Iraq News
Human Rights

Ninawa network collects bread for Mosul IDPs

By Alaa Hussain in Baghdad

Internally displaced persons receive aid in the Kurdish region of Iraq. [Photo courtesy of the Network of Civil Society Organisations in Ninawa]

Internally displaced persons receive aid in the Kurdish region of Iraq. [Photo courtesy of the Network of Civil Society Organisations in Ninawa]

A Ninawa province network of civilian volunteers has set a goal of collecting and distributing one million loaves of bread to displaced Mosul residents.

More than 150,000 displaced Mosul residents are sheltering in camps near the city set up by the Iraqi government, after fleeing their homes amid the battle to liberate the city from the "Islamic State of Iraq and the Levant" (ISIL).

As they await the completion of the military operation and their eventual return to their homes, they face harsh living conditions, including winter weather and a shortage of basic food items.

To help them meet their daily needs, local activists have launched a campaign to collect bread from area residents and distribute it in the displacement camps.

All local residents have been invited to contribute bread they bake or purchase, with the eventual goal of distributing one million loaves.

The initiative is organised by the Network of Civil Society Organisations in Ninawa, a civilian volunteering network, said its media officer, Muhannad al-Awmari.

"The idea aims to involve citizens in the IDPs’ concerns by sharing a loaf of bread with them, with all the high significance bread holds for the Iraqi family," he told Diyaruna.

Al-Awmari said he launched the initiative after he received offers from Iraqis from across the religious and social spectrum to donate bread.

Most donors come from Ninawa province or the adjacent Kurdish region, he said.

Al-Awmari said he arranges with donors a time and place to collect the bread, which is then delivered to the displacement camps by volunteers.

"The bread will be distributed to IDPs in the camps of al-Khazir, Hassan Sham and Jadaa, where dozens of thousands of IDPs are living," he said.

Humanitarian initiatives

In addition to distributing bread, the network has been involved in other humanitarian initiatives in displacement camps near Mosul, al-Awmari said.

On New Year’s Eve, he said, the network held a party at Hassan Sham camp "where gifts and food were handed out".

The network also has organised basic education classes for children in the camps to prepare them for their eventual return to school, he added.

Meanwhile, the Iraqi Ministry of Displacement and Migration said that last year it distributed hundreds of thousands of food baskets and in-kind aid in Ninawa displacement camps and liberated areas of Mosul.
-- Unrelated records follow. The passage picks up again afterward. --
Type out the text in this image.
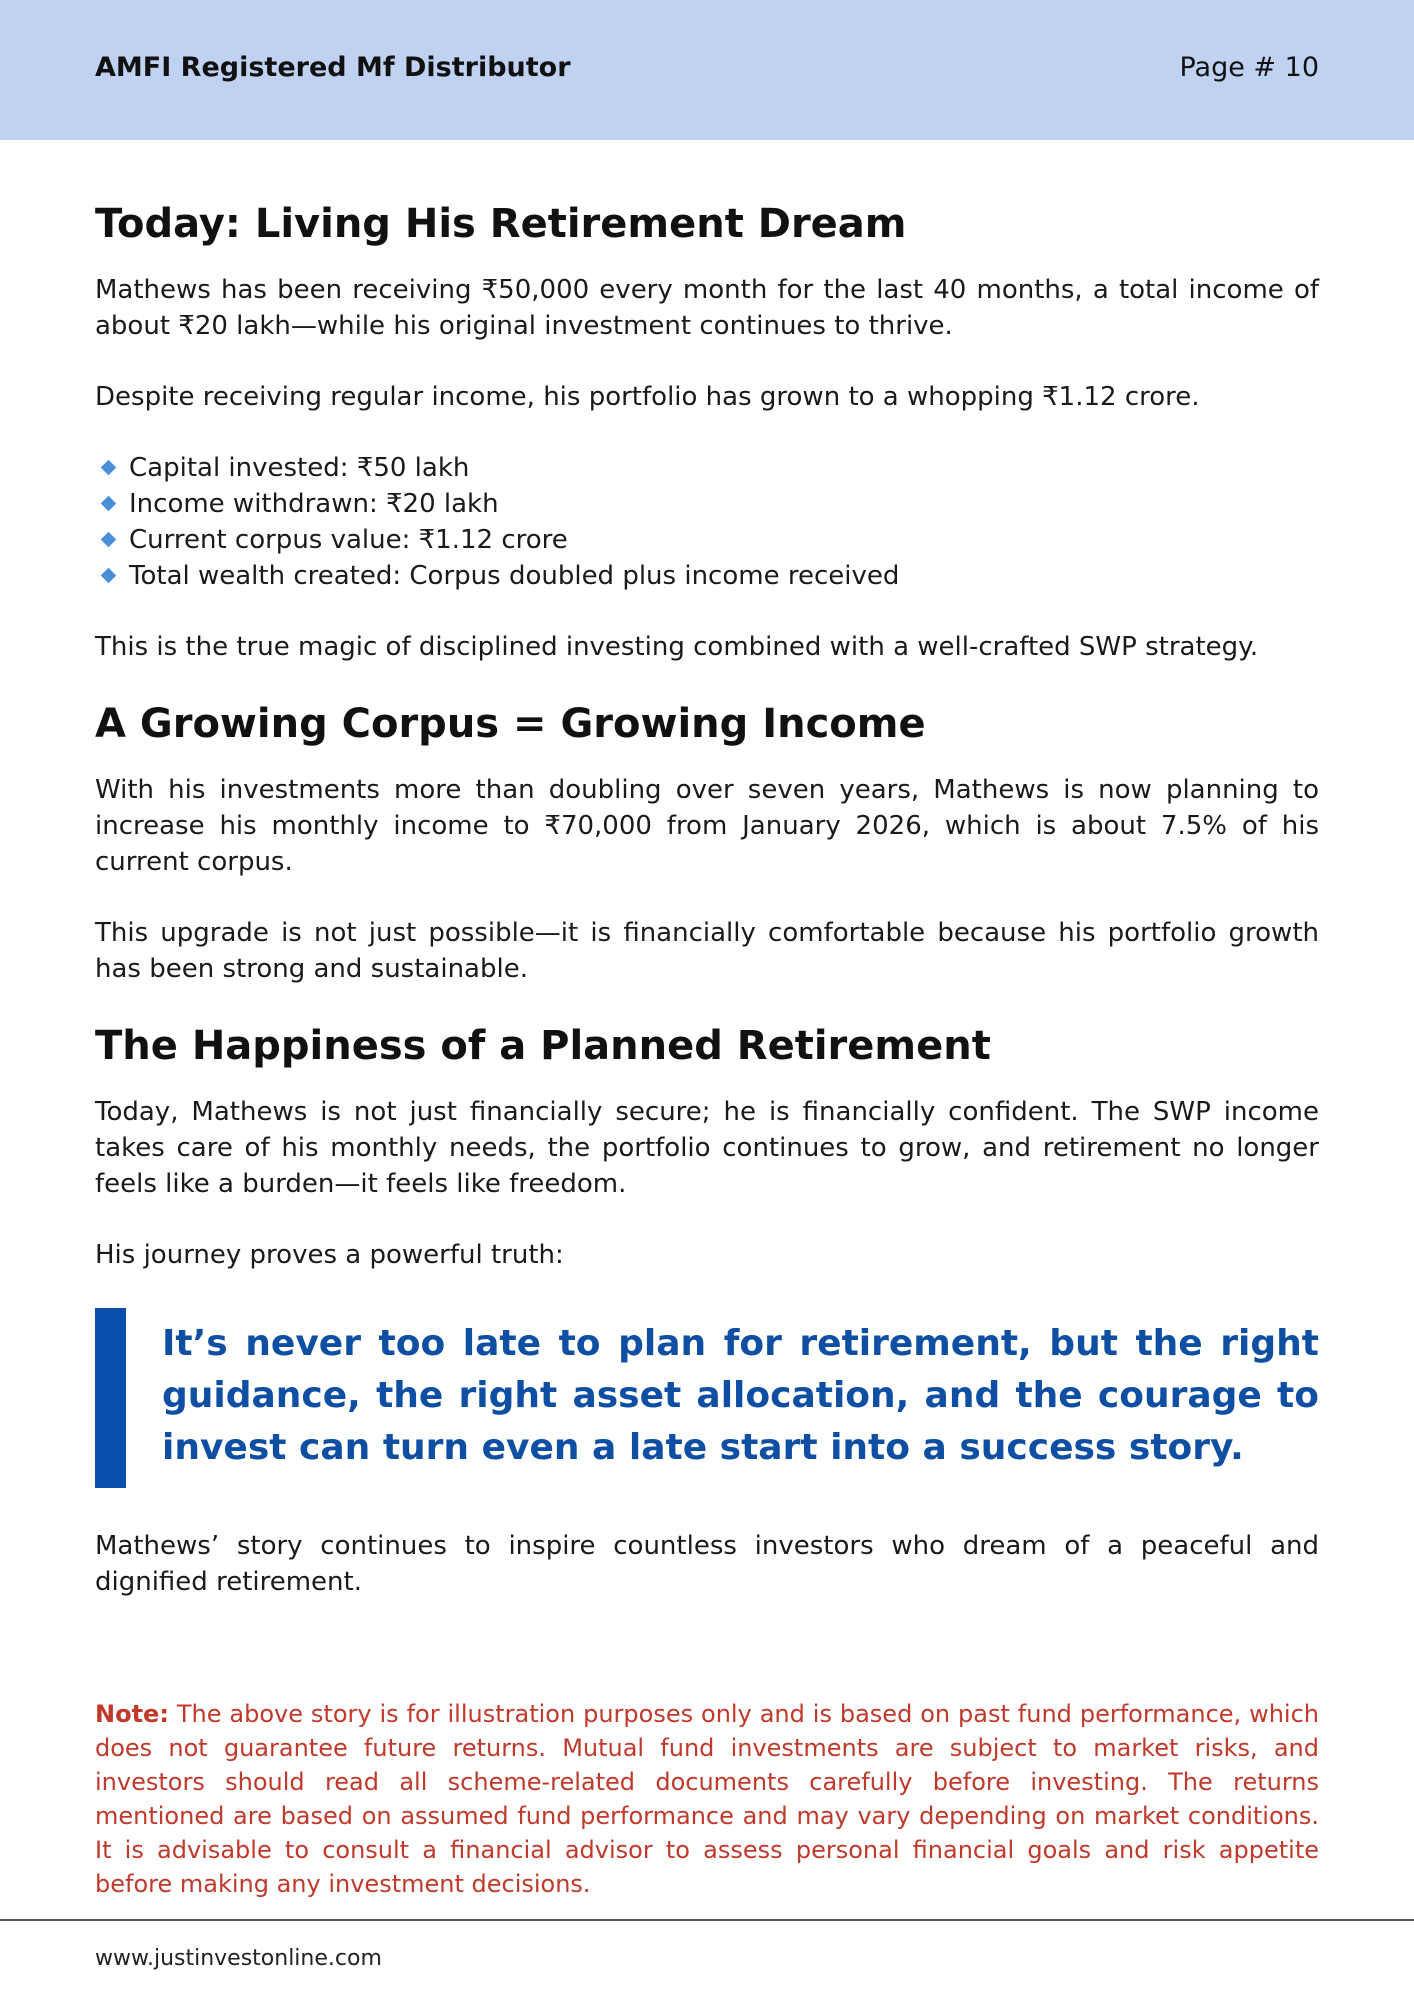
AMFI Registered Mf Distributor	Page # 10
Today: Living His Retirement Dream

Mathews has been receiving ₹50,000 every month for the last 40 months, a total income of about ₹20 lakh—while his original investment continues to thrive.

Despite receiving regular income, his portfolio has grown to a whopping ₹1.12 crore.

Capital invested: ₹50 lakh
Income withdrawn: ₹20 lakh
Current corpus value: ₹1.12 crore
Total wealth created: Corpus doubled plus income received

This is the true magic of disciplined investing combined with a well-crafted SWP strategy.

A Growing Corpus = Growing Income

With his investments more than doubling over seven years, Mathews is now planning to increase his monthly income to ₹70,000 from January 2026, which is about 7.5% of his current corpus.

This upgrade is not just possible—it is financially comfortable because his portfolio growth has been strong and sustainable.

The Happiness of a Planned Retirement

Today, Mathews is not just financially secure; he is financially confident. The SWP income takes care of his monthly needs, the portfolio continues to grow, and retirement no longer feels like a burden—it feels like freedom.

His journey proves a powerful truth:

It’s never too late to plan for retirement, but the right guidance, the right asset allocation, and the courage to invest can turn even a late start into a success story.

Mathews’ story continues to inspire countless investors who dream of a peaceful and dignified retirement.

Note: The above story is for illustration purposes only and is based on past fund performance, which does not guarantee future returns. Mutual fund investments are subject to market risks, and investors should read all scheme-related documents carefully before investing. The returns mentioned are based on assumed fund performance and may vary depending on market conditions. It is advisable to consult a financial advisor to assess personal financial goals and risk appetite before making any investment decisions.
www.justinvestonline.com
"The number of in-kind aid items given to IDPs by the ministry in 2016 included, according to official figures, some 630,000 food baskets containing various essential foodstuffs," ministry co-ordination department director Ali Mohammed Naji told Diyaruna.

But food distribution is just one aspect of the ministry's work in this area, he said, noting that "all IDPs in Mosul have been accommodated in camps prepared in advance and have been provided relief according to the required standards".

Distribution has not been limited to displacement camps but also has included residents in liberated neighbourhoods who chose to stay in their homes, said Muhannad Saleh Abdul Rahim, who oversees the ministry’s technical efforts.

"The ministry is co-ordinating with foodstuff agents in those neighbourhoods to collect ration cards for the families there, and the ministry then sends and distributes aid according to the number of cards," he told Diyaruna.